Two and a half hard, broken, and lonely months post-DTS began to unfold. Being reunited with my family was wonderful, and getting to spend time with extended family was great, buuuuut it was lonely. To be frank, it sucked. I began to wonder and doubt if what God had done in my heart during DTS was legitimate. After being surrounded by hundreds of fiery, Jesus-loving young people, and after spending three months with my outreach family, I went back to nothing. I didn't really have any friends in the areas where we stayed for the summer. It wasn't like I was going "home" either as I really didn't see North America as my home. I felt like I was stuck in limbo a lot of the time, pretty much still living out of a suitcase. I was ready to settle and put down some roots somewhere! I had a huge struggle during DTS over what to do after and whether or not university was for me. I really just wanted God to let me loose in the world, so that I could jump right in and partner with His heart for the nations. I thought I was ready, but, looking back, I don't think I was - a lot of refining needed to happen first! So, I decided to take the plunge and go back to school. I had applied to a small school in a city that I had never heard of before. I don't really know how it all happened, but all I can say to explain it was that it was God!
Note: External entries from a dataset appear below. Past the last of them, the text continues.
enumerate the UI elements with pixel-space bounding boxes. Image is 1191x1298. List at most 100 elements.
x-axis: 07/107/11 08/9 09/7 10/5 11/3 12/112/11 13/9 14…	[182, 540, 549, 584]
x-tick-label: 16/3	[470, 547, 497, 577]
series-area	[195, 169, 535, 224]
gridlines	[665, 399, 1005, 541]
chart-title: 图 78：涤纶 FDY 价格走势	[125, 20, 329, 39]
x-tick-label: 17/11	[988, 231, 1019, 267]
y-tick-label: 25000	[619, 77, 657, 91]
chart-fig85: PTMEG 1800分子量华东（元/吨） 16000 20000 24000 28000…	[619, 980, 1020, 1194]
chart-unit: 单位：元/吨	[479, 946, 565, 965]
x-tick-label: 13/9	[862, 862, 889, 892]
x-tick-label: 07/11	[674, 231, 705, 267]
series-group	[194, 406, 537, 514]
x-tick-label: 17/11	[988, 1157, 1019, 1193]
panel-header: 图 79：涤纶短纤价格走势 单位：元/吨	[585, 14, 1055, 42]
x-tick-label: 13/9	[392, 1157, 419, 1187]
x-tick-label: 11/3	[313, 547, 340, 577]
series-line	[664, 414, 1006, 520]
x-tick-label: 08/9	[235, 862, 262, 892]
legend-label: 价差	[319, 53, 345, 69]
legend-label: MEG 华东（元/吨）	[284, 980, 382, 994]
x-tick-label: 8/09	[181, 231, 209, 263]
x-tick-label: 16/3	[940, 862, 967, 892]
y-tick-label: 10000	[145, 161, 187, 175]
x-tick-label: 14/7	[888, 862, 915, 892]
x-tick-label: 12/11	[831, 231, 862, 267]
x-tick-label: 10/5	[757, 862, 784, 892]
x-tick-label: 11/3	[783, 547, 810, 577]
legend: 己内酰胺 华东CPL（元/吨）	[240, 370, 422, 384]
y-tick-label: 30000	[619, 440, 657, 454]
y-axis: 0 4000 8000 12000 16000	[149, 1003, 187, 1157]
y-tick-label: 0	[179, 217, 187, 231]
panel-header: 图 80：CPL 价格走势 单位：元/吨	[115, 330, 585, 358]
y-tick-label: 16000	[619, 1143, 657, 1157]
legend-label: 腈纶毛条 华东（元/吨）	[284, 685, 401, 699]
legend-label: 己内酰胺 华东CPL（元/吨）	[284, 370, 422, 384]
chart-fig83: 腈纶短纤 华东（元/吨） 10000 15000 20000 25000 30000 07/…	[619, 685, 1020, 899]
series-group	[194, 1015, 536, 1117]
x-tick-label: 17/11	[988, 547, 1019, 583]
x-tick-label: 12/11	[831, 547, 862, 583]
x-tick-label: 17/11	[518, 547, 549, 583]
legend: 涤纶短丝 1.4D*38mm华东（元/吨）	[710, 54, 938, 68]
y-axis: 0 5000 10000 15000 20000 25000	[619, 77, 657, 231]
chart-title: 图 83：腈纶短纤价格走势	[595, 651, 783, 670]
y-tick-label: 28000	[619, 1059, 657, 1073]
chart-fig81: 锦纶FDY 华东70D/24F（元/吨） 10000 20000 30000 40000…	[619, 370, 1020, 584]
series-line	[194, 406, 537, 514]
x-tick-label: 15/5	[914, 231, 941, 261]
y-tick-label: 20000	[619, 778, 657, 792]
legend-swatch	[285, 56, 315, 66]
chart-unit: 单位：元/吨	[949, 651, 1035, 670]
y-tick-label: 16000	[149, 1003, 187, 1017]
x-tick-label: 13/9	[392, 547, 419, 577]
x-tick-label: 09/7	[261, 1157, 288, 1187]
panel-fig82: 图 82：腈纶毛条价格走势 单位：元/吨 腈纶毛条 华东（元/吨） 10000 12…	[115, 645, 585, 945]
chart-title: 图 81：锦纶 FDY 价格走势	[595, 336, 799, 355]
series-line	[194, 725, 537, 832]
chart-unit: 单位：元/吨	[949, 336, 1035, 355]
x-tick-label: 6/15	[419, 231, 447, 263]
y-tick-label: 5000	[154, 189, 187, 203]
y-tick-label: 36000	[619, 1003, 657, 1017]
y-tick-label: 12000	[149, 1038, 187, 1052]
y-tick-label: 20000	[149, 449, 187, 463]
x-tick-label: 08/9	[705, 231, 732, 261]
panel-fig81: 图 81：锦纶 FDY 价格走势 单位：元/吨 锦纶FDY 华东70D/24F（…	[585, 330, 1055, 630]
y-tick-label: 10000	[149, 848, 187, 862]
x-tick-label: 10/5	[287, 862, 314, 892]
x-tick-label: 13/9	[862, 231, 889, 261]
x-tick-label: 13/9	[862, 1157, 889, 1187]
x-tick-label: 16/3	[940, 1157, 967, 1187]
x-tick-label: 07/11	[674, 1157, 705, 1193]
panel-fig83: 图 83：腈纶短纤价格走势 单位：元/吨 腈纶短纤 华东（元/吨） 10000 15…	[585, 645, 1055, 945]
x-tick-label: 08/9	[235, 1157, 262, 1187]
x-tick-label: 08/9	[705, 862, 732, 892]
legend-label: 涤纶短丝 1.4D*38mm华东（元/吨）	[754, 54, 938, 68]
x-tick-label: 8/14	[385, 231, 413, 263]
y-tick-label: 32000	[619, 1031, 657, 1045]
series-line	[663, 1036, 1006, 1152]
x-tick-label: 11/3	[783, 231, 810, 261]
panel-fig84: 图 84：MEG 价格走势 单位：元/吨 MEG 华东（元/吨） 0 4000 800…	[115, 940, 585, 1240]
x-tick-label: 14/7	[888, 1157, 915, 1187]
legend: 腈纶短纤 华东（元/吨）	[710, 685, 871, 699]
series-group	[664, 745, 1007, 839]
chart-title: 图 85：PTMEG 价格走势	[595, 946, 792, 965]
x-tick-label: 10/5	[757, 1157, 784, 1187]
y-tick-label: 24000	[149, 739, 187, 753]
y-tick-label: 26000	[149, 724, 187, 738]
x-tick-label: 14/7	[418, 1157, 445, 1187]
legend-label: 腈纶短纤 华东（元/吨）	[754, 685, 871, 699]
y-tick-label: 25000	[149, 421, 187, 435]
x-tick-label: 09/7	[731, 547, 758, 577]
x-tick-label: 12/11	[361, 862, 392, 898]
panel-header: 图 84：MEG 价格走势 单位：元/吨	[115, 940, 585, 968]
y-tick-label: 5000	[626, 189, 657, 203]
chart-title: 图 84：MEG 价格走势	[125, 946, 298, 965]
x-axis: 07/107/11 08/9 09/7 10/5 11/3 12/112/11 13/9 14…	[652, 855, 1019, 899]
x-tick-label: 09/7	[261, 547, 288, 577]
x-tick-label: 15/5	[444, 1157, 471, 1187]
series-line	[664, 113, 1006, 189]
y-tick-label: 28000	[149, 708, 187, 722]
So here I am, in Brantford, Ontario, sitting in my room in university residence, learning about Plato and Kant, human rights, and leadership, and falling more in love with Jesus. I still marvel at how God brought me here! To think that a year ago, I was in Kona under the palm trees, not having a CLUE of where I'd be later that year, and look where I am now! I have to tell you, it's like God set this all up just for me (funny thing...)! Who knew that there would be a small community of passionate worshipers who want to see God transform their city through kindness? Who knew that relationships could grow deep so fast after only five months? Who knew that I'd have an abundance of lifelong friends and an incredible sisterhood already? Who knew that there would be other people like me in such a random place? Who knew that Brantford would be the best place in the whole world for me to be and grow right now? Who knew, who knew, who knew?!
God knew. He knows. He knows ME and He LOVES me!